I, like Jane Austen’s ‘single man in possession of a good fortune must be in want of a wife’, am single and ready to mingle.

Wish me luck everyone, and enjoy your time with your valentines.

Muatasim Qazi

Muatasim Qazi is a Pakistani journalist now living in exile in the US. He is assistant editor for The Baloch Hal, an online newspaper which reports human rights violations and religious extremism in Balochistan and has been banned by Pakistani authorities. He can be reached at muatasimqazi@gmail.com.
Muatasim Qazi


  1. Great article Muatasim. I remember when you told me about this idea and it turned out wonderful. Thank you for sharing different dating cultures with us :)

  2. Thank you for the interesting description of how most marriages are still arranged and the other tidbits about dating and mating in Pakistan. So foreign to think of things as important as the decision to marry being determined that way, and yet, in some ways, so simple, so sweet. Your heritage may be scaring off women who do not yet know you for “you” yet, thinking that you may have expectations of marriage and even of a dating relationship more typical of your country’s traditions than those we have here. FYI: the Seattle Freeze is very real, but it really does not apply to dating so much as to friendships. The way “in” in Seattle for guys is if you know one of the girls’s friends, then you are “OK” and “safe” to talk to. The way the Freeze may be affecting your dating life is that many American women may need that time to actually get to know you platonically before trusting that your dating values are similar to theirs before getting involved.

    1. I think this is unfortunate–specifically, that people are unable/unwilling to take a chance on getting to know someone completely new. What’s the reason it has to come via a referral? Why not be more trusting of others?

  3. I read this article today and cannot tell you how many levels I relate to it on. I am also from Pakistan, Well my parents at least.
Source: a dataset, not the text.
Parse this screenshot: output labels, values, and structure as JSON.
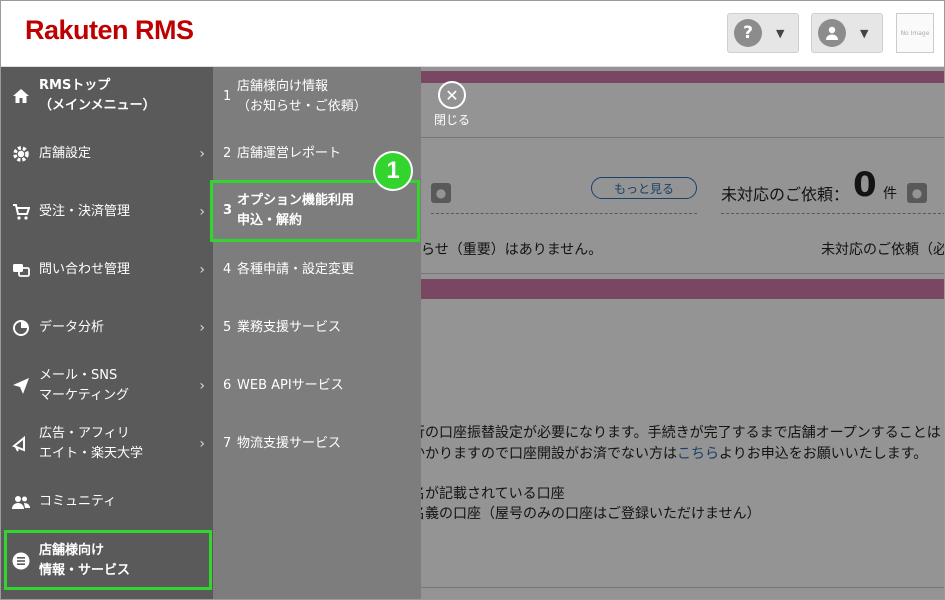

I was born and raised in this lovely rainy city of Seattle but I have always struggled with the dating scene. It’s difficult the expectations you have from family when you live in the US but come from another background. When I was at my cousins wedding in Karachi recently, I noticed that it was almost the majority of people my age that appeared to have a much easier time dating there than I do here. I wa shocked bit really related to your article. Well written my fellow friend. :)

  4. Nice Article Although at the Age of 14 and half it was difficult to understand at some stages but even though great article I’m also from Pakistan.